Прокопий Короленко - Черноморские казаки (сборник) Страница 11
Прокопий Короленко - Черноморские казаки (сборник) читать онлайн бесплатно
За особничеством следует или ему предшествует дробление семейств и дележ хозяйств. В черноморской казацкой хате не то, что в великороссийской крестьянской избе, — вы не найдете трех и четырех поколений на одних полатях. Здесь семьи вообще малолюдны; их не связывают в большие снопы ни рекрутская сказка, ни подушный оклад. Два-три сына старого казака, вступая в тот возраст, когда войско зовет их на службу Государеву, когда особенно должны бы они подать друг другу руку, чтобы отсутствие из дому одного вознаграждалось присутствием при домохозяйстве другого, — разрываются, роятся из отцовской хаты, следуя пословице: «не кайся рано вставши, а молод оженившись», — и каждый городит себе особый двор. Потом, покидая свою молодицу одинокой и беспомощной и напевая себе вполголоса:
Котилися вози з гори,
Поламались спицi,
Да вже-ж минi не ходити
На тi вечерницi, —
самобытный казак выезжает на службу, а в новой его хате, прежде чем паук успел раскинуть свой ткацкий прибор, поселяются бедность и нужда. Эти непрошеные жильцы встречают доброго молодца, когда он лихо, с пистолетным выстрелом, возвращается с служебной очереди, и они же — male suada fames — в ночной темноте, направляют его аркан на статного коня в панском табуне. Поучительно-печальная истина басни о молодом деревце, домогавшемся отдела от старого леса, является здесь в бесчисленных примерах.

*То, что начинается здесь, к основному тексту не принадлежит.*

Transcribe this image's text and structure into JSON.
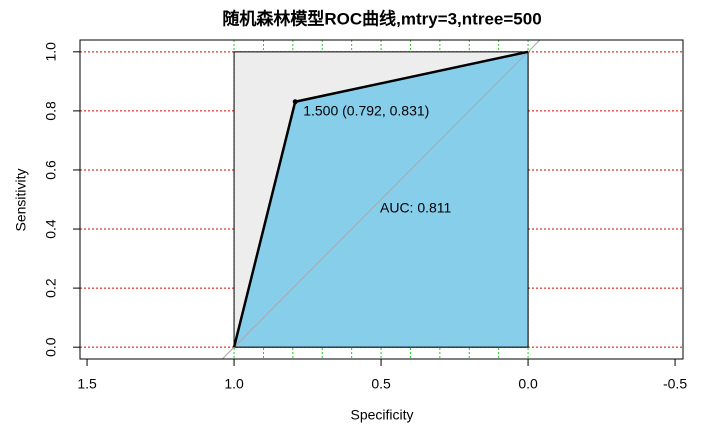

Справедливость требует, однако, сказать, что если обитатель Черноморья не любит сносить тяготы своего ближнего, то с удивительным терпением несет свое собственное бремя; товарищу, протянувшему к нему руку, отдает последний грош, не подумавши; за односума, оплошавшего в бою, умирает не колеблясь, и сокрытой от взоров людских горячей слезой кропит давно заросшую могилу брата, друга, благодетеля.
Непонятная натура. Что есть в ней лучшего, то скрыто, а пустяки и глупости снаружи.
Рассказ шестой
Земельный уряд. — Хозяйство. — Промыслы
Переставь меня кормить, иди меня защищать.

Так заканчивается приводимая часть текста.